The paper has discussed the ethical dilemma of whether request on euthanasia made by dementia patient would be justified. Euthanasia is referred to terminate or shorten life to relieve one suffering. It can be voluntary, involuntary or non-voluntary and can be carried out in active or passive way. Dementia is an overall term that describe chronic and progressive deterioration syndrome with gradual decline of cognitive functions, and it is incurable at present.

Crisham’s ‘MORAL’ model was applied to guide for the discussion on the ethical dilemma. ‘M’ stands for massage the dilemma, that means collect relevant data from patients, caregivers and healthcare providers because their interests are involved in the conflict. ‘O’ is referred to outline options of continued treatments, passive euthanasia and active euthanasia. ‘R’ for Review Criteria and Resolve, for the ethical dimension of three options. Providing continued treatment follows the principle of beneficence but there is no autonomy for patients. While both active and passive euthanasia violate beneficence but respect patient’s autonomy. Nevertheless, dementia could cause various degree of cognitive impairments to patients. The capability to understanding, think and decide would be affected regardless of stages, affecting the achievement of autonomy completely. Thus, beneficence, rather, should be consider for dementia patients’, so continued treatment would be the best option. ‘A’ means Affirm Position and Act, the stage to implement the selected option. ‘L’ for Look Back, which refers to evaluations on different aspects of the model to improve the present and future decision making.

Finally, future recommendation would be establishing the Advance Euthanasia Directive before dementia occurs.
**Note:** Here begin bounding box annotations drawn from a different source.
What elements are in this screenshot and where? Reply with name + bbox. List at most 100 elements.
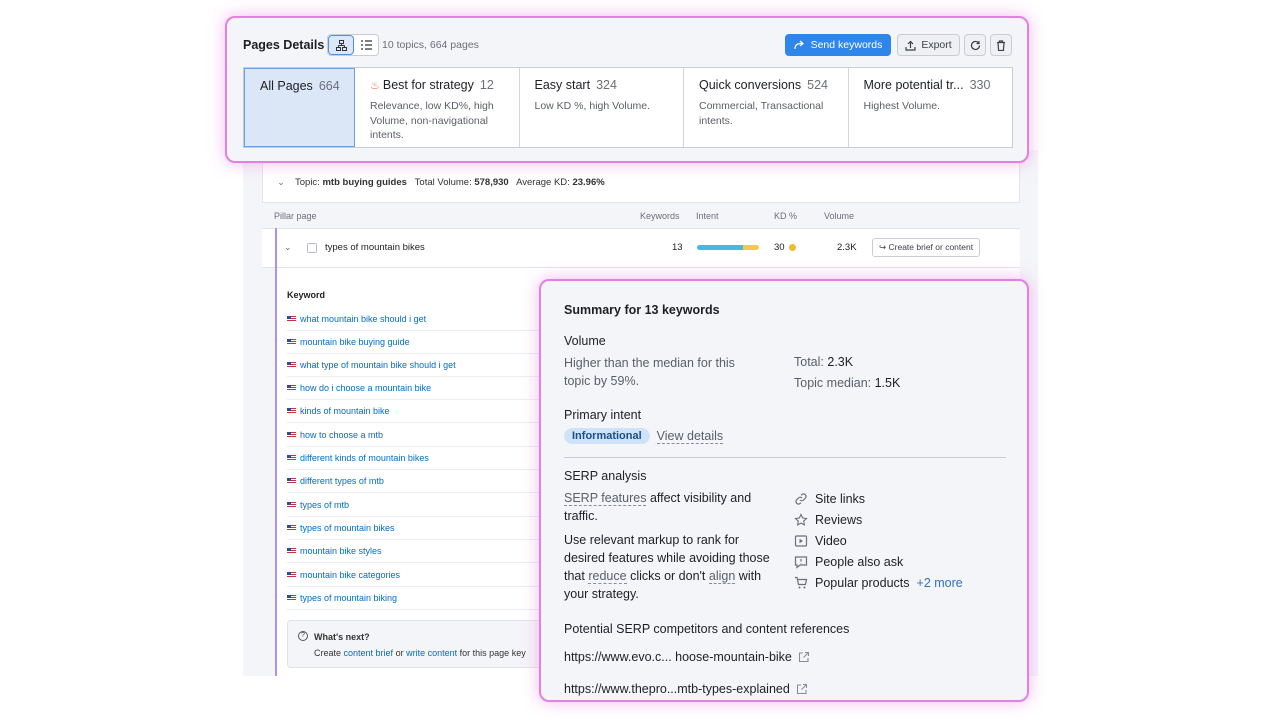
col-pillar: Pillar page	[274, 211, 317, 221]
tab-more-potential[interactable]: More potential tr... 330 Highest Volume.	[849, 68, 1013, 147]
list-item[interactable]: types of mtb	[287, 494, 547, 517]
whats-next-text: Create content brief or write content fo…	[314, 648, 526, 658]
intent-heading: Primary intent	[564, 408, 642, 422]
topic-median: Topic median: 1.5K	[794, 376, 901, 390]
us-flag-icon	[287, 455, 296, 461]
feature-popular-products: Popular products +2 more	[794, 572, 963, 593]
fire-icon: ♨	[370, 80, 380, 92]
send-keywords-button[interactable]: Send keywords	[785, 34, 891, 56]
question-icon	[794, 555, 808, 569]
feature-video: Video	[794, 530, 963, 551]
create-brief-button[interactable]: ↪ Create brief or content	[872, 238, 981, 257]
share-arrow-icon: ↪	[879, 242, 887, 252]
tab-all-pages[interactable]: All Pages 664	[244, 68, 355, 147]
pillar-name[interactable]: types of mountain bikes	[325, 242, 425, 253]
trash-icon	[997, 39, 1005, 51]
us-flag-icon	[287, 595, 296, 601]
us-flag-icon	[287, 478, 296, 484]
us-flag-icon	[287, 572, 296, 578]
tab-best-for-strategy[interactable]: ♨ Best for strategy 12 Relevance, low KD%,…	[355, 68, 520, 147]
competitors-heading: Potential SERP competitors and content r…	[564, 622, 850, 636]
whats-next-title: What's next?	[314, 632, 370, 642]
divider	[564, 457, 1006, 458]
refresh-icon	[970, 40, 980, 50]
list-item[interactable]: different types of mtb	[287, 470, 547, 493]
topic-info: Topic: mtb buying guides Total Volume: 5…	[295, 177, 605, 188]
us-flag-icon	[287, 525, 296, 531]
us-flag-icon	[287, 385, 296, 391]
volume-text: Higher than the median for this topic by…	[564, 356, 735, 388]
competitor-url[interactable]: https://www.evo.c... hoose-mountain-bike	[564, 650, 810, 664]
pillar-keywords: 13	[672, 242, 683, 253]
external-link-icon	[798, 651, 809, 663]
list-item[interactable]: what type of mountain bike should i get	[287, 354, 547, 377]
cart-icon	[795, 576, 808, 588]
summary-title: Summary for 13 keywords	[564, 303, 720, 317]
question-icon: ?	[298, 631, 308, 641]
us-flag-icon	[287, 548, 296, 554]
feature-reviews: Reviews	[794, 509, 963, 530]
segment-tabs: All Pages 664 ♨ Best for strategy 12 Releva…	[243, 67, 1013, 148]
list-item[interactable]: how do i choose a mountain bike	[287, 377, 547, 400]
topic-bar[interactable]: ⌄ Topic: mtb buying guides Total Volume:…	[262, 162, 1020, 202]
competitor-url[interactable]: https://www.thepro...mtb-types-explained	[564, 682, 808, 696]
view-details-link[interactable]: View details	[656, 429, 724, 444]
list-view-icon[interactable]	[354, 35, 378, 55]
list-item[interactable]: mountain bike styles	[287, 540, 547, 563]
us-flag-icon	[287, 316, 296, 322]
pillar-row[interactable]: ⌄ types of mountain bikes 13 30 2.3K ↪ C…	[262, 228, 1020, 268]
us-flag-icon	[287, 432, 296, 438]
upload-icon	[905, 40, 916, 51]
total-volume: Total: 2.3K	[794, 355, 854, 369]
feature-people-also-ask: People also ask	[794, 551, 963, 572]
list-item[interactable]: what mountain bike should i get	[287, 308, 547, 331]
video-icon	[794, 534, 808, 547]
col-keywords: Keywords	[640, 211, 680, 221]
serp-features-link[interactable]: SERP features	[564, 491, 647, 506]
kd-dot	[789, 244, 796, 251]
list-item[interactable]: types of mountain biking	[287, 587, 547, 610]
share-arrow-icon	[793, 40, 804, 50]
keyword-header: Keyword	[287, 290, 326, 300]
list-item[interactable]: different kinds of mountain bikes	[287, 447, 547, 470]
pillar-volume: 2.3K	[837, 242, 857, 253]
content-brief-link[interactable]: content brief	[344, 648, 394, 658]
tab-quick-conversions[interactable]: Quick conversions 524 Commercial, Transac…	[684, 68, 849, 147]
col-kd: KD %	[774, 211, 798, 221]
export-button[interactable]: Export	[897, 34, 960, 56]
intent-bar	[697, 245, 759, 250]
keyword-summary-popover: Summary for 13 keywords Volume Higher th…	[539, 279, 1029, 702]
list-item[interactable]: mountain bike categories	[287, 564, 547, 587]
more-features-link[interactable]: +2 more	[917, 576, 963, 590]
volume-heading: Volume	[564, 334, 606, 348]
refresh-button[interactable]	[964, 34, 986, 56]
star-icon	[794, 512, 808, 526]
us-flag-icon	[287, 502, 296, 508]
serp-advice: Use relevant markup to rank for desired …	[564, 533, 770, 601]
intent-badge: Informational	[564, 428, 650, 444]
chevron-down-icon[interactable]: ⌄	[284, 242, 292, 253]
column-headers: Pillar page Keywords Intent KD % Volume	[262, 202, 1020, 228]
list-item[interactable]: types of mountain bikes	[287, 517, 547, 540]
delete-button[interactable]	[990, 34, 1012, 56]
tree-view-icon[interactable]	[328, 35, 354, 55]
write-content-link[interactable]: write content	[406, 648, 457, 658]
whats-next-box: ? What's next? Create content brief or w…	[287, 620, 547, 668]
align-link[interactable]: align	[708, 569, 736, 584]
link-icon	[795, 492, 807, 505]
feature-site-links: Site links	[794, 488, 963, 509]
reduce-link[interactable]: reduce	[588, 569, 627, 584]
page-title: Pages Details	[243, 38, 325, 52]
chevron-down-icon[interactable]: ⌄	[275, 177, 287, 188]
topics-count: 10 topics, 664 pages	[382, 39, 479, 51]
row-checkbox[interactable]	[307, 243, 317, 253]
col-volume: Volume	[824, 211, 855, 221]
list-item[interactable]: mountain bike buying guide	[287, 331, 547, 354]
tab-easy-start[interactable]: Easy start 324 Low KD %, high Volume.	[520, 68, 684, 147]
list-item[interactable]: how to choose a mtb	[287, 424, 547, 447]
us-flag-icon	[287, 339, 296, 345]
view-toggle[interactable]	[327, 34, 379, 56]
list-item[interactable]: kinds of mountain bike	[287, 400, 547, 423]
us-flag-icon	[287, 408, 296, 414]
external-link-icon	[796, 683, 807, 695]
Making statements before patients become incompetent in decision-making could satisfy both beneficence and autonomy. Patient could make decision on the future planning of care (autonomy) and the triggering point that the deemed that relieve is needed from intolerable suffering (beneficence). Thus, promotion should be made in both hospital and community settings.

Life, comes with an “e” at last, ending of life is inevitable for every person. Choosing the way to end and passing with dignity are the basic right of every person. However, everyone has chance to suffer from dementia, regardless how worthy you are, how famous you are and who you are. In ordering to ensure decision is made under autonomy, planning for future caring should be explicit with written document in state of mentally competence. By making decision precede dementia, the autonomous and beneficial decision of a person could be warranted and respected.

Acknowledgement

The author, Dr. Baljit Kaur Gill, would like to thank Bobby Gill for the support of writing this paper.

Conflict of Interest

The author declares that there is no conflict of interest. No funding has been received.